I have enjoyed trips to Koh Chang, Kanchanaburi and the Bridge on the River Kwai, Ayutthaya, Chiang Mai, Laos and most recently Kuala Lumpur. I have more ideas for trips. Two long weekends are coming up in May and after term ends at the end of June I want to spend a week somewhere very different before returning to England for Frances's graduation at the University of Birmingham. I have always loved to travel. To be somewhere different is ennervating. It makes me feel like a child locked in a sweet shop at night.
What do I miss? Above all I miss Shirley and our life together in Sheffield. I miss seeing our son Ian regularly and I miss the local pub with its characters - Gibby, Janet and Roger, Murray, Irish Joe, Bert, Arthur, Ron and Margaret and yes, even the often obnoxious Leeds Mick. I miss lovely Tetley's bitter slaking my thirst. I have missed springtime and watching our garden grow again. I miss watching the mighty Tigers at the KC Stadium. I miss decent mugs of tea and I miss cooking things in our kitchen. Eating out can be such a chore.

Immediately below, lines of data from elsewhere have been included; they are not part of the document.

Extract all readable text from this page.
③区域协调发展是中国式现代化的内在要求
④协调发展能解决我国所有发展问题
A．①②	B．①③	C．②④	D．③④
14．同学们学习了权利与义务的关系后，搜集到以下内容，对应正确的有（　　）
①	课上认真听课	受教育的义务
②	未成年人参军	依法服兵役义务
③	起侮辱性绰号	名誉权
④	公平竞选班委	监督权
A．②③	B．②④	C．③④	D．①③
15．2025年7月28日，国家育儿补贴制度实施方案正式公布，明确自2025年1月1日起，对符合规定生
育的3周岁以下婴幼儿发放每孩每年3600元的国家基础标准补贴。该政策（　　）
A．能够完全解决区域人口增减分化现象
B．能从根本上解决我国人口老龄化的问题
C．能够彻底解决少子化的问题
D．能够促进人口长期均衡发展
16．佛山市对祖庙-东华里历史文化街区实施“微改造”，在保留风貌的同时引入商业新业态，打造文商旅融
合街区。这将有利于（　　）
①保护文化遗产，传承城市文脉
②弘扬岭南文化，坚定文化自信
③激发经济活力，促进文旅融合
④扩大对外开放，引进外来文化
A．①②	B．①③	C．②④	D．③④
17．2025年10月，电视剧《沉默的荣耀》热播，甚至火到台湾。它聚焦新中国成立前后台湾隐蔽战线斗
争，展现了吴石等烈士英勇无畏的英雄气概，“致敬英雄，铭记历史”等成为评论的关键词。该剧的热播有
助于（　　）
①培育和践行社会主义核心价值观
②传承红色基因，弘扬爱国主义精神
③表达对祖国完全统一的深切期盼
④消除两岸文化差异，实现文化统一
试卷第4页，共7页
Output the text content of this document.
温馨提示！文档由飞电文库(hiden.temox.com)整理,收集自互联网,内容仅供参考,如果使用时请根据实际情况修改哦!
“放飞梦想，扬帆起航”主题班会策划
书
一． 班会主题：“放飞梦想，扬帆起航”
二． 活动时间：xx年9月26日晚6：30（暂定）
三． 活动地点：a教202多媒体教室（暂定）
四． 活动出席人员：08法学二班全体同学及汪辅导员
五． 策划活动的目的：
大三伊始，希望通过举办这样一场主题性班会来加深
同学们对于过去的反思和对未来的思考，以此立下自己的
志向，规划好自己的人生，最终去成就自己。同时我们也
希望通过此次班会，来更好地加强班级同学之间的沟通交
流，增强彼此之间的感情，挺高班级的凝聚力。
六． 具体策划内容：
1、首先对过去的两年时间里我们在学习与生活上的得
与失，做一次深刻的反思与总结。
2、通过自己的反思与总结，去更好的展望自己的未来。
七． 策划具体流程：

But it was only ever going to be for five months. The missing won't have chance to become desperate.
I came for the adventure and I came for therapy. Those last years as a Head of English in England left me battle-scarred. Every day you had to steel yourself for what was to come. A hypocritical headteacher, piles of official A4 binders with action plans and small-print to trip you up, minutes, spreadsheets, crying women, assignments to level, league tables and then dozens of recalcitrant youngsters without pens or much understanding of what it means to be a student, no interest in the illumination and joy that learning can bring but plenty of interest in mobile phones and salacious gossip. It was hard, so hard but I am pleased to say that the Thai therapy I self-prescribed has helped to heal those old wounds. As I always thought - there is another way to be.